Ce récit de voyage n'était pas dédié à être publié. Rien n'y est romancé ni censuré et s'est pourtant très bien écrit. Il m'a émue et chamboulée. S'en est d'autant plus fort que je sais que cela s'est passé pas loin d'où je vis actuellement. Je n'ai pu m'empêcher de me dire tout le long de ma lecture... "il marche vers une mort annoncée, c'est de la folie !". Préférer la mort à l'échec.. Mais, il y croit et c'est beau... "un instant, j'ai pensé que j'allais mourir de la manière la plus atroce qu'il soit, mourrir de faim, mais mon subconscient veille et je sais que je m'en sortirai , que cette aventure prendra fin, mais demeurera à jamais la plus belle que j'ai vécue jusqu'à maintenant" (extrait du livre, p.255)
Voici le tracé de son chemin réalisé (extrait du livre):

Pour ceux pour qui le sujet intéresse, il existe énormément d'informations à ce sujet:
- Un film sur son histoire est sorti récemment, il s'appelle "la vie pure", je n'ai pas encore regardé, il parait que c'est assez long.
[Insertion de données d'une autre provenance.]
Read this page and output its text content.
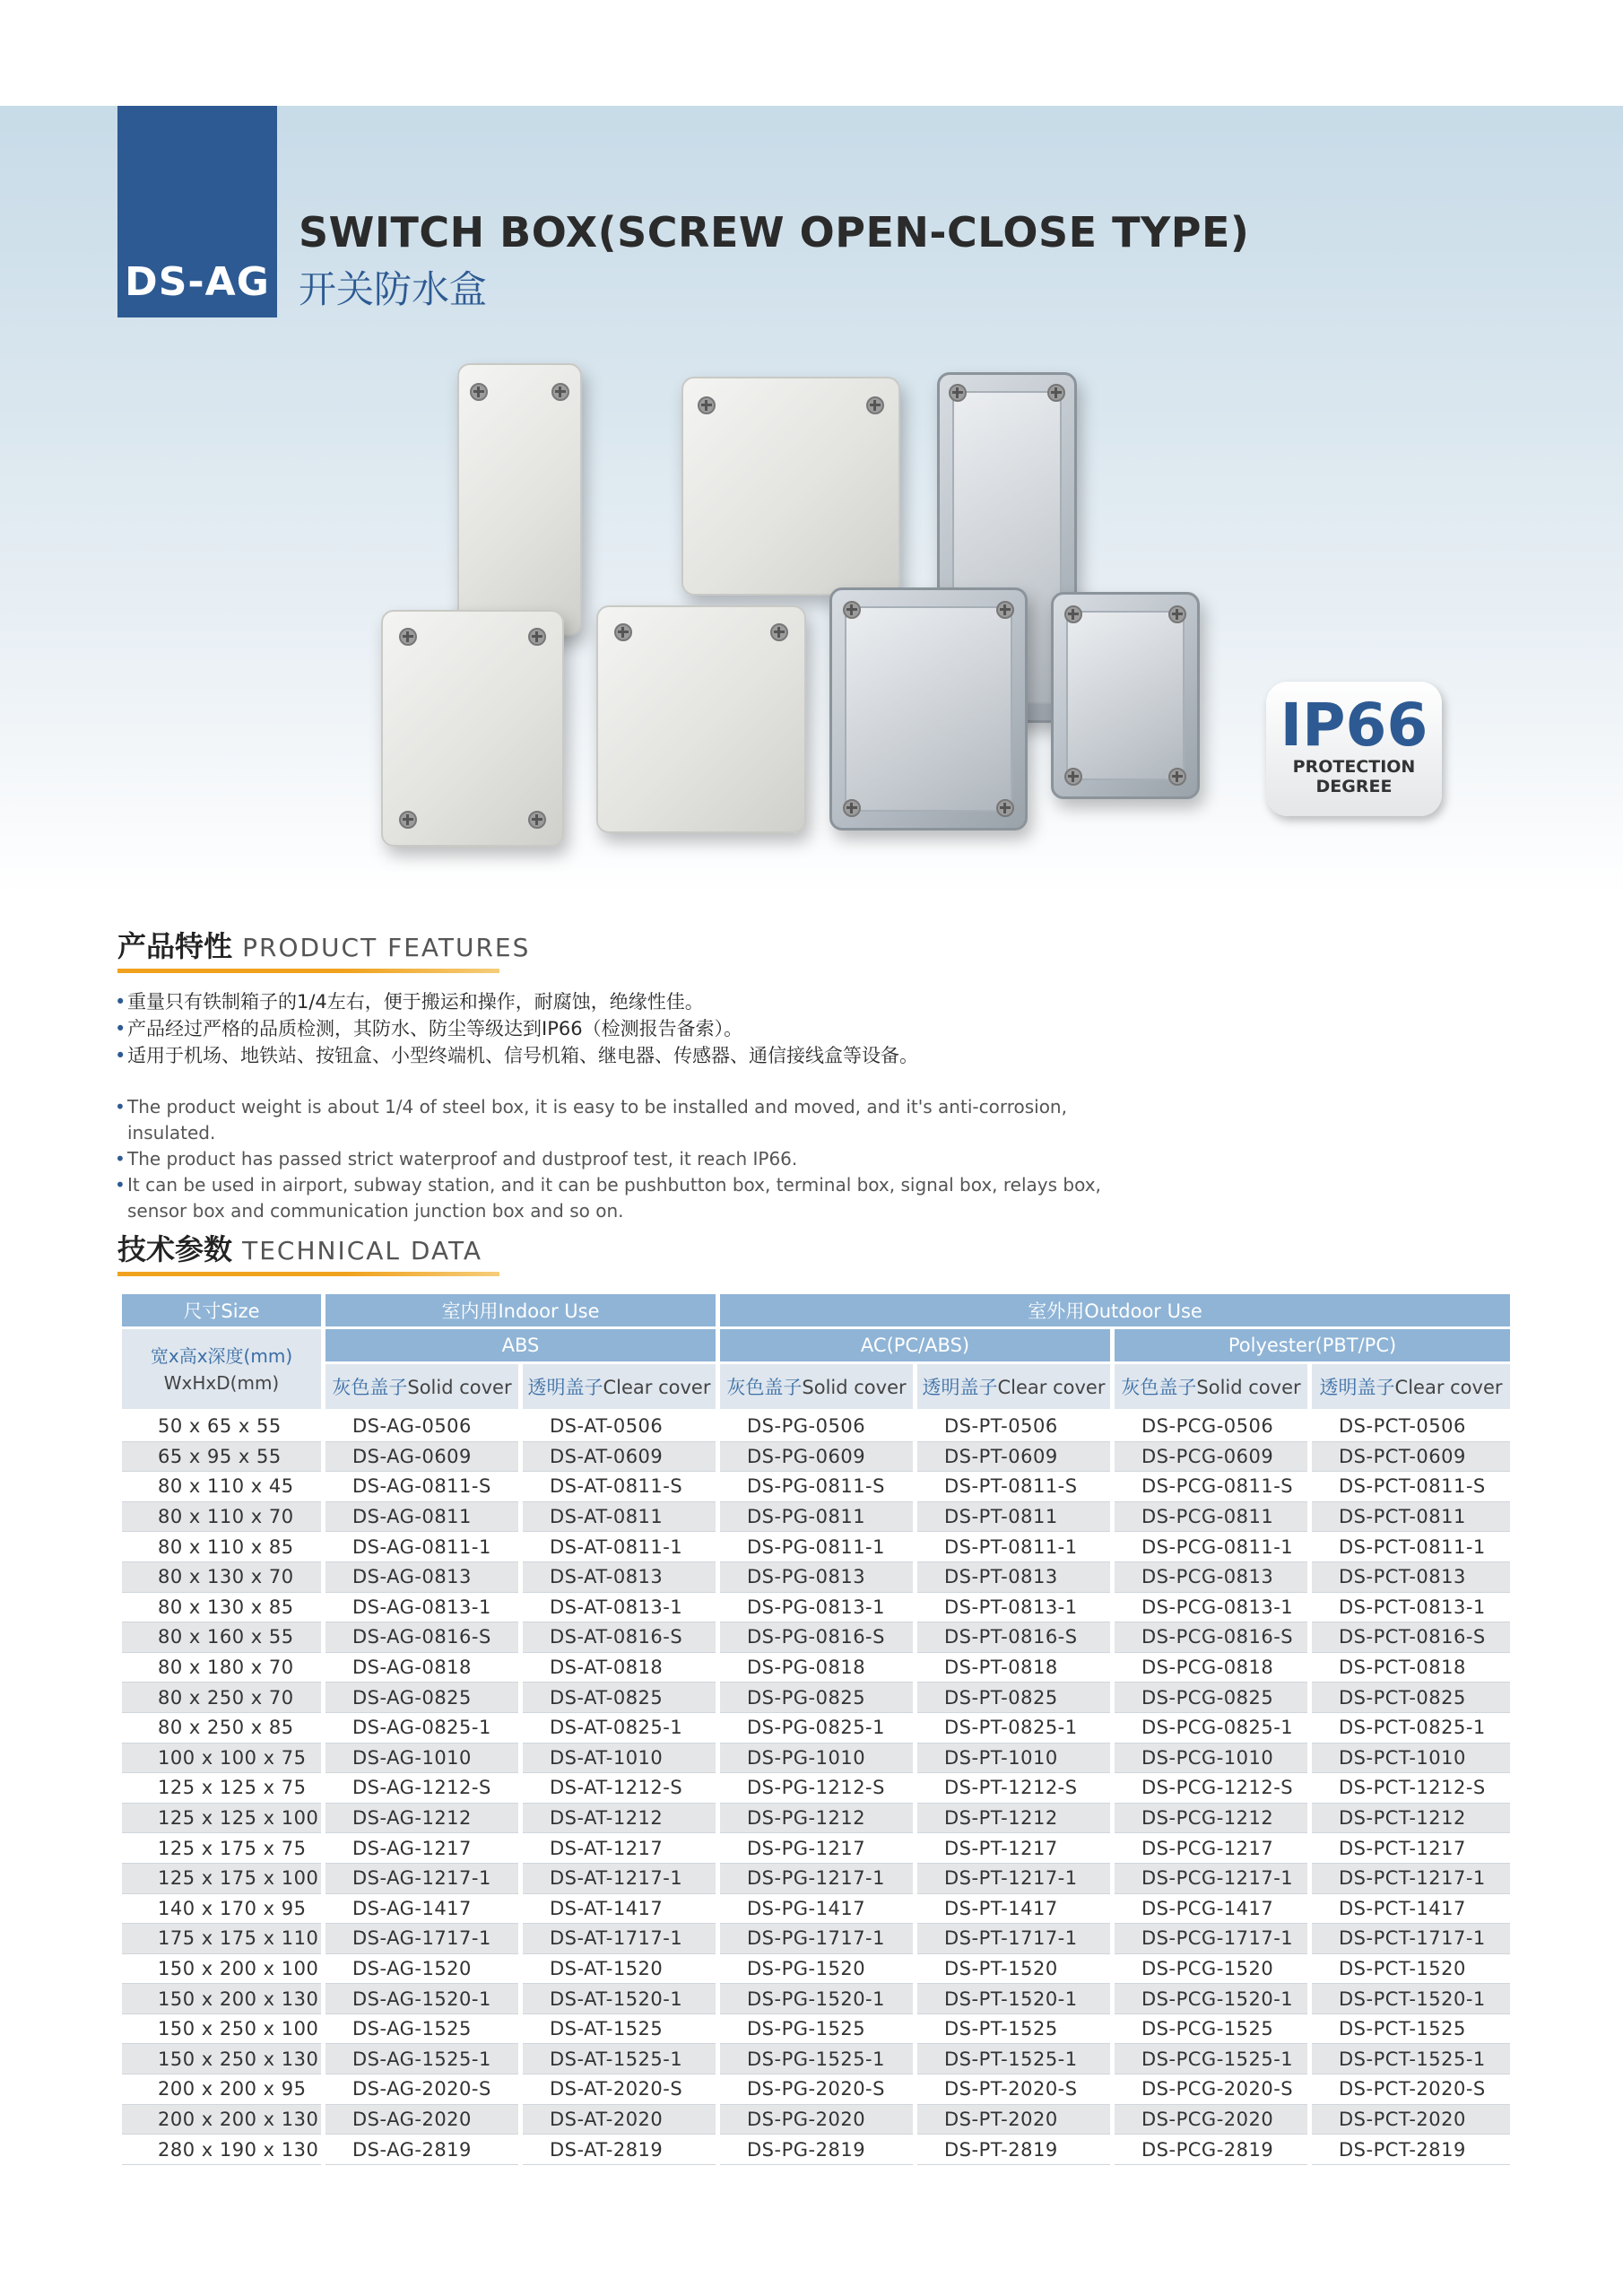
DS-AG
SWITCH BOX(SCREW OPEN-CLOSE TYPE)
开关防水盒
IP66
PROTECTION
DEGREE
产品特性 PRODUCT FEATURES
• 重量只有铁制箱子的1/4左右，便于搬运和操作，耐腐蚀，绝缘性佳。
• 产品经过严格的品质检测，其防水、防尘等级达到IP66（检测报告备索）。
• 适用于机场、地铁站、按钮盒、小型终端机、信号机箱、继电器、传感器、通信接线盒等设备。
• The product weight is about 1/4 of steel box, it is easy to be installed and moved, and it's anti-corrosion, insulated.
• The product has passed strict waterproof and dustproof test, it reach IP66.
• It can be used in airport, subway station, and it can be pushbutton box, terminal box, signal box, relays box, sensor box and communication junction box and so on.
技术参数 TECHNICAL DATA
尺寸Size	室内用Indoor Use		室外用Outdoor Use			
宽x高x深度(mm)
WxHxD(mm)	ABS		AC(PC/ABS)		Polyester(PBT/PC)	
	灰色盖子Solid cover	透明盖子Clear cover	灰色盖子Solid cover	透明盖子Clear cover	灰色盖子Solid cover	透明盖子Clear cover
50 x 65 x 55	DS-AG-0506	DS-AT-0506	DS-PG-0506	DS-PT-0506	DS-PCG-0506	DS-PCT-0506
65 x 95 x 55	DS-AG-0609	DS-AT-0609	DS-PG-0609	DS-PT-0609	DS-PCG-0609	DS-PCT-0609
80 x 110 x 45	DS-AG-0811-S	DS-AT-0811-S	DS-PG-0811-S	DS-PT-0811-S	DS-PCG-0811-S	DS-PCT-0811-S
80 x 110 x 70	DS-AG-0811	DS-AT-0811	DS-PG-0811	DS-PT-0811	DS-PCG-0811	DS-PCT-0811
80 x 110 x 85	DS-AG-0811-1	DS-AT-0811-1	DS-PG-0811-1	DS-PT-0811-1	DS-PCG-0811-1	DS-PCT-0811-1
80 x 130 x 70	DS-AG-0813	DS-AT-0813	DS-PG-0813	DS-PT-0813	DS-PCG-0813	DS-PCT-0813
80 x 130 x 85	DS-AG-0813-1	DS-AT-0813-1	DS-PG-0813-1	DS-PT-0813-1	DS-PCG-0813-1	DS-PCT-0813-1
80 x 160 x 55	DS-AG-0816-S	DS-AT-0816-S	DS-PG-0816-S	DS-PT-0816-S	DS-PCG-0816-S	DS-PCT-0816-S
80 x 180 x 70	DS-AG-0818	DS-AT-0818	DS-PG-0818	DS-PT-0818	DS-PCG-0818	DS-PCT-0818
80 x 250 x 70	DS-AG-0825	DS-AT-0825	DS-PG-0825	DS-PT-0825	DS-PCG-0825	DS-PCT-0825
80 x 250 x 85	DS-AG-0825-1	DS-AT-0825-1	DS-PG-0825-1	DS-PT-0825-1	DS-PCG-0825-1	DS-PCT-0825-1
100 x 100 x 75	DS-AG-1010	DS-AT-1010	DS-PG-1010	DS-PT-1010	DS-PCG-1010	DS-PCT-1010
125 x 125 x 75	DS-AG-1212-S	DS-AT-1212-S	DS-PG-1212-S	DS-PT-1212-S	DS-PCG-1212-S	DS-PCT-1212-S
125 x 125 x 100	DS-AG-1212	DS-AT-1212	DS-PG-1212	DS-PT-1212	DS-PCG-1212	DS-PCT-1212
125 x 175 x 75	DS-AG-1217	DS-AT-1217	DS-PG-1217	DS-PT-1217	DS-PCG-1217	DS-PCT-1217
125 x 175 x 100	DS-AG-1217-1	DS-AT-1217-1	DS-PG-1217-1	DS-PT-1217-1	DS-PCG-1217-1	DS-PCT-1217-1
140 x 170 x 95	DS-AG-1417	DS-AT-1417	DS-PG-1417	DS-PT-1417	DS-PCG-1417	DS-PCT-1417
175 x 175 x 110	DS-AG-1717-1	DS-AT-1717-1	DS-PG-1717-1	DS-PT-1717-1	DS-PCG-1717-1	DS-PCT-1717-1
150 x 200 x 100	DS-AG-1520	DS-AT-1520	DS-PG-1520	DS-PT-1520	DS-PCG-1520	DS-PCT-1520
150 x 200 x 130	DS-AG-1520-1	DS-AT-1520-1	DS-PG-1520-1	DS-PT-1520-1	DS-PCG-1520-1	DS-PCT-1520-1
150 x 250 x 100	DS-AG-1525	DS-AT-1525	DS-PG-1525	DS-PT-1525	DS-PCG-1525	DS-PCT-1525
150 x 250 x 130	DS-AG-1525-1	DS-AT-1525-1	DS-PG-1525-1	DS-PT-1525-1	DS-PCG-1525-1	DS-PCT-1525-1
200 x 200 x 95	DS-AG-2020-S	DS-AT-2020-S	DS-PG-2020-S	DS-PT-2020-S	DS-PCG-2020-S	DS-PCT-2020-S
200 x 200 x 130	DS-AG-2020	DS-AT-2020	DS-PG-2020	DS-PT-2020	DS-PCG-2020	DS-PCT-2020
280 x 190 x 130	DS-AG-2819	DS-AT-2819	DS-PG-2819	DS-PT-2819	DS-PCG-2819	DS-PCT-2819
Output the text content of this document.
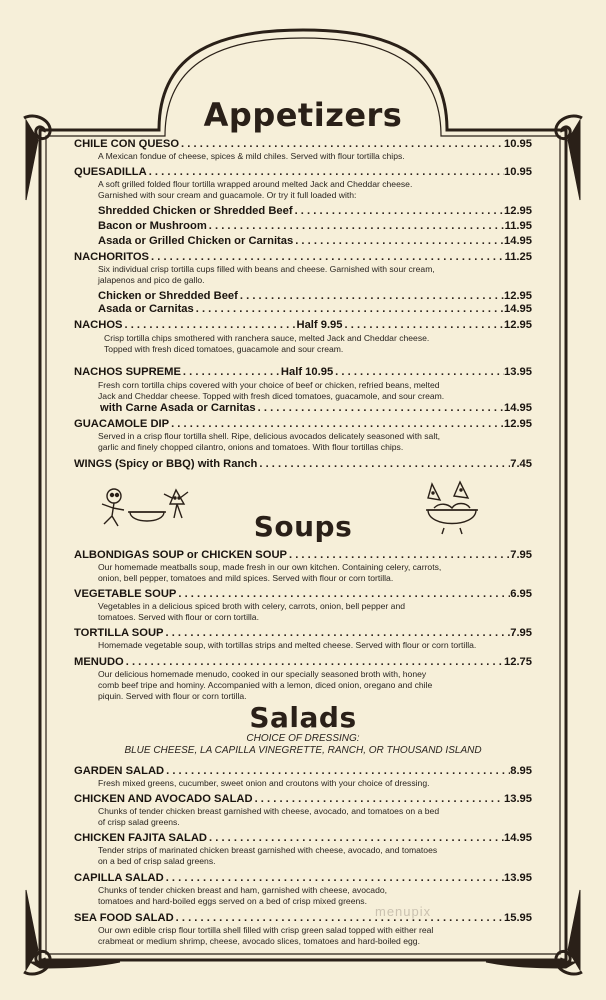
Appetizers
CHILE CON QUESO . . .	10.95
A Mexican fondue of cheese, spices & mild chiles. Served with flour tortilla chips.
QUESADILLA . . .	10.95
A soft grilled folded flour tortilla wrapped around melted Jack and Cheddar cheese.
Garnished with sour cream and guacamole. Or try it full loaded with:
Shredded Chicken or Shredded Beef . . .	12.95
Bacon or Mushroom . . .	11.95
Asada or Grilled Chicken or Carnitas . . .	14.95
NACHORITOS . . .	11.25
Six individual crisp tortilla cups filled with beans and cheese. Garnished with sour cream,
jalapenos and pico de gallo.
Chicken or Shredded Beef . . .	12.95
Asada or Carnitas . . .	14.95
NACHOS . . .	Half 9.95 . . .	12.95
Crisp tortilla chips smothered with ranchera sauce, melted Jack and Cheddar cheese.
Topped with fresh diced tomatoes, guacamole and sour cream.
NACHOS SUPREME . . .	Half 10.95 . . .	13.95
Fresh corn tortilla chips covered with your choice of beef or chicken, refried beans, melted
Jack and Cheddar cheese. Topped with fresh diced tomatoes, guacamole, and sour cream.
with Carne Asada or Carnitas . . .	14.95
GUACAMOLE DIP . . .	12.95
Served in a crisp flour tortilla shell. Ripe, delicious avocados delicately seasoned with salt,
garlic and finely chopped cilantro, onions and tomatoes. With flour tortillas chips.
WINGS (Spicy or BBQ) with Ranch . . .	7.45
Soups
ALBONDIGAS SOUP or CHICKEN SOUP . . .	7.95
Our homemade meatballs soup, made fresh in our own kitchen. Containing celery, carrots,
onion, bell pepper, tomatoes and mild spices. Served with flour or corn tortilla.
VEGETABLE SOUP . . .	6.95
Vegetables in a delicious spiced broth with celery, carrots, onion, bell pepper and
tomatoes. Served with flour or corn tortilla.
TORTILLA SOUP . . .	7.95
Homemade vegetable soup, with tortillas strips and melted cheese. Served with flour or corn tortilla.
MENUDO . . .	12.75
Our delicious homemade menudo, cooked in our specially seasoned broth with, honey
comb beef tripe and hominy. Accompanied with a lemon, diced onion, oregano and chile
piquin. Served with flour or corn tortilla.
Salads
CHOICE OF DRESSING:
BLUE CHEESE, LA CAPILLA VINEGRETTE, RANCH, OR THOUSAND ISLAND
GARDEN SALAD . . .	8.95
Fresh mixed greens, cucumber, sweet onion and croutons with your choice of dressing.
CHICKEN AND AVOCADO SALAD . . .	13.95
Chunks of tender chicken breast garnished with cheese, avocado, and tomatoes on a bed
of crisp salad greens.
CHICKEN FAJITA SALAD . . .	14.95
Tender strips of marinated chicken breast garnished with cheese, avocado, and tomatoes
on a bed of crisp salad greens.
CAPILLA SALAD . . .	13.95
Chunks of tender chicken breast and ham, garnished with cheese, avocado,
tomatoes and hard-boiled eggs served on a bed of crisp mixed greens.
SEA FOOD SALAD . . .	15.95
Our own edible crisp flour tortilla shell filled with crisp green salad topped with either real
crabmeat or medium shrimp, cheese, avocado slices, tomatoes and hard-boiled egg.
menupix
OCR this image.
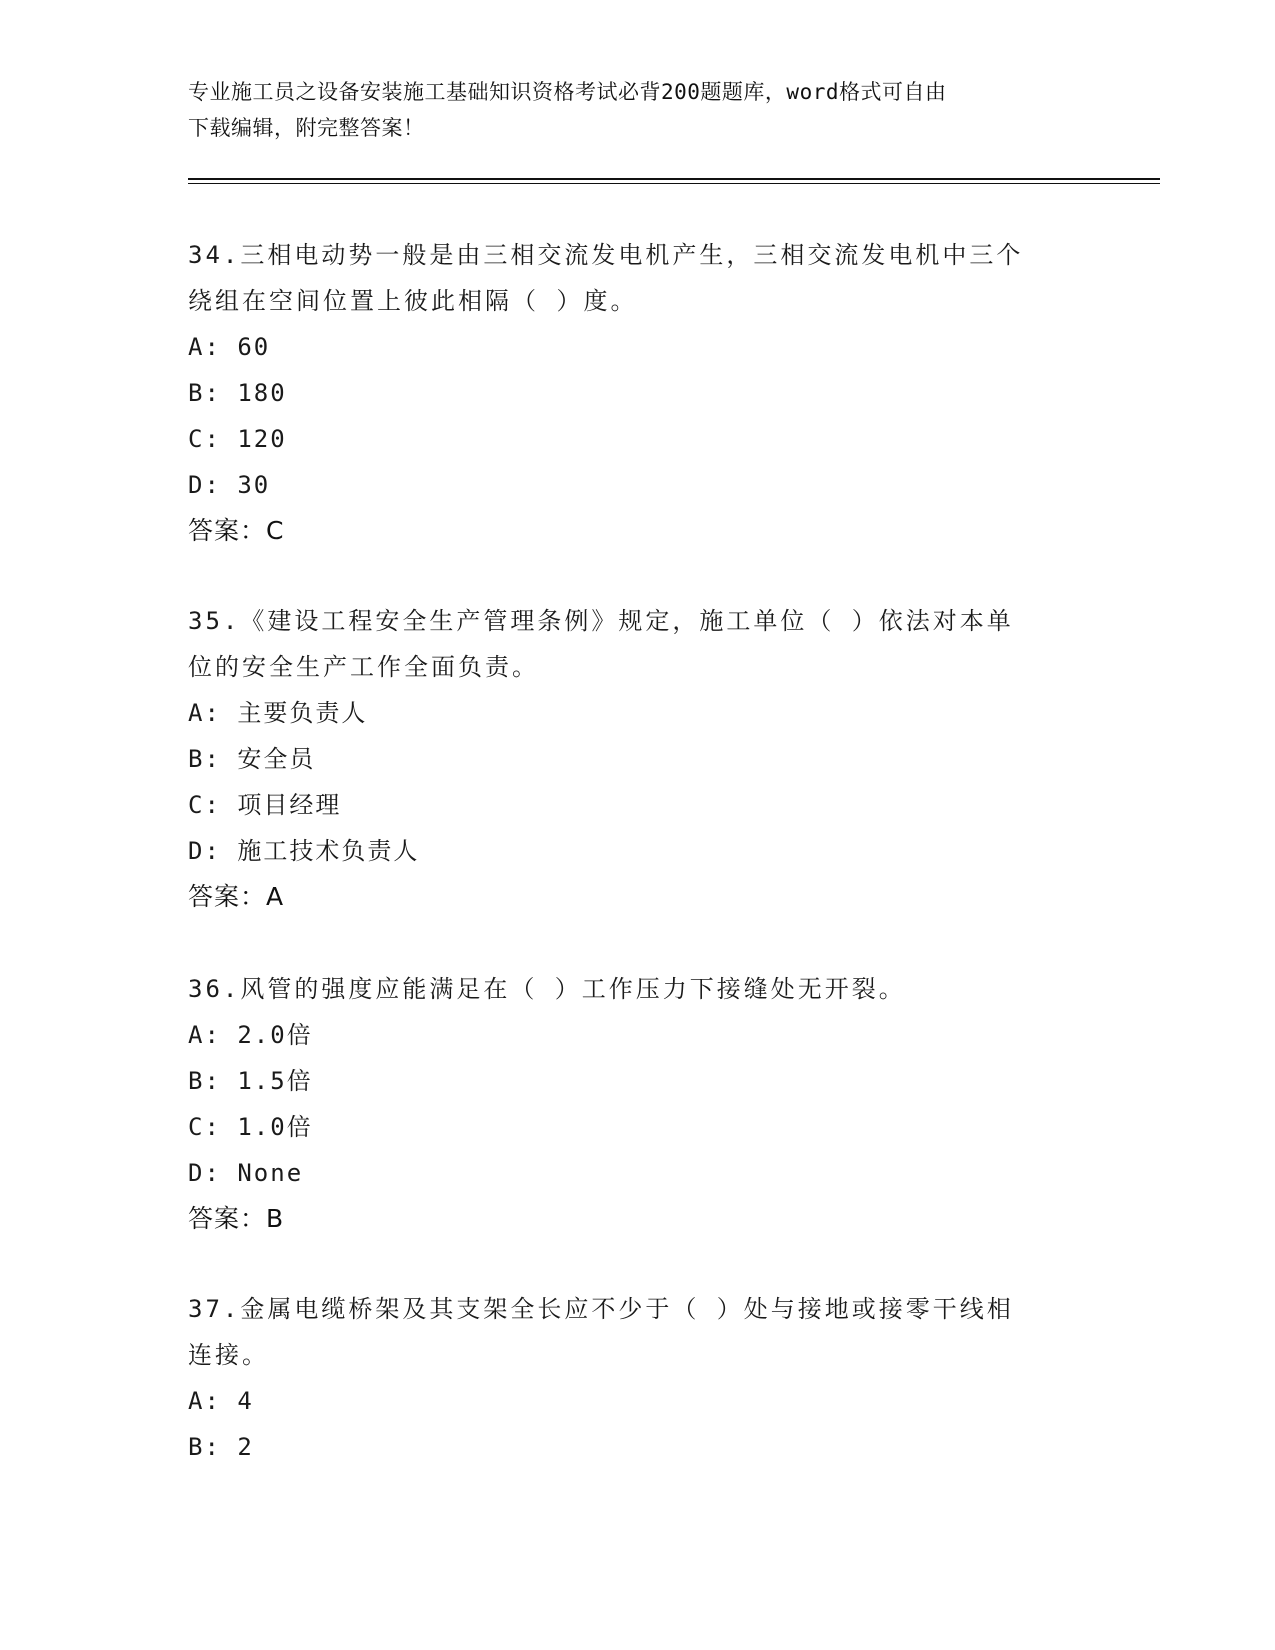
专业施工员之设备安装施工基础知识资格考试必背200题题库，word格式可自由
下载编辑，附完整答案！

34.三相电动势一般是由三相交流发电机产生，三相交流发电机中三个

绕组在空间位置上彼此相隔（ ）度。

A: 60

B: 180

C: 120

D: 30

答案：C

35.《建设工程安全生产管理条例》规定，施工单位（ ）依法对本单

位的安全生产工作全面负责。

A: 主要负责人

B: 安全员

C: 项目经理

D: 施工技术负责人

答案：A

36.风管的强度应能满足在（ ）工作压力下接缝处无开裂。

A: 2.0倍

B: 1.5倍

C: 1.0倍

D: None

答案：B

37.金属电缆桥架及其支架全长应不少于（ ）处与接地或接零干线相

连接。

A: 4

B: 2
- il existe une association des amis de l'explorateur Raymond Maufrais, voir le site internet: http://www.maufrais.info
- Une rue est même dédiée au père et au fils à Toulon (ville native de Raymond), elle s'appelle: rue Raymond et Edgar Maufrais
- La vidéo sur l'histoire du père Maufrais: https://www.youtube.com/watch?v=pmAxCzPl5gY
- Un article plus poussé sur le sujet: https://www.vice.com/fr/article/lhistoire-de-laventurier-toulonnais-disparu-dans-la-jungle-raymond-maufrais
- Une histoire à son sujet est parue dans la bande dessinée Spirou en 1956 sous le nom d'Otarie Téméraire (totem et quali scout de Raymond).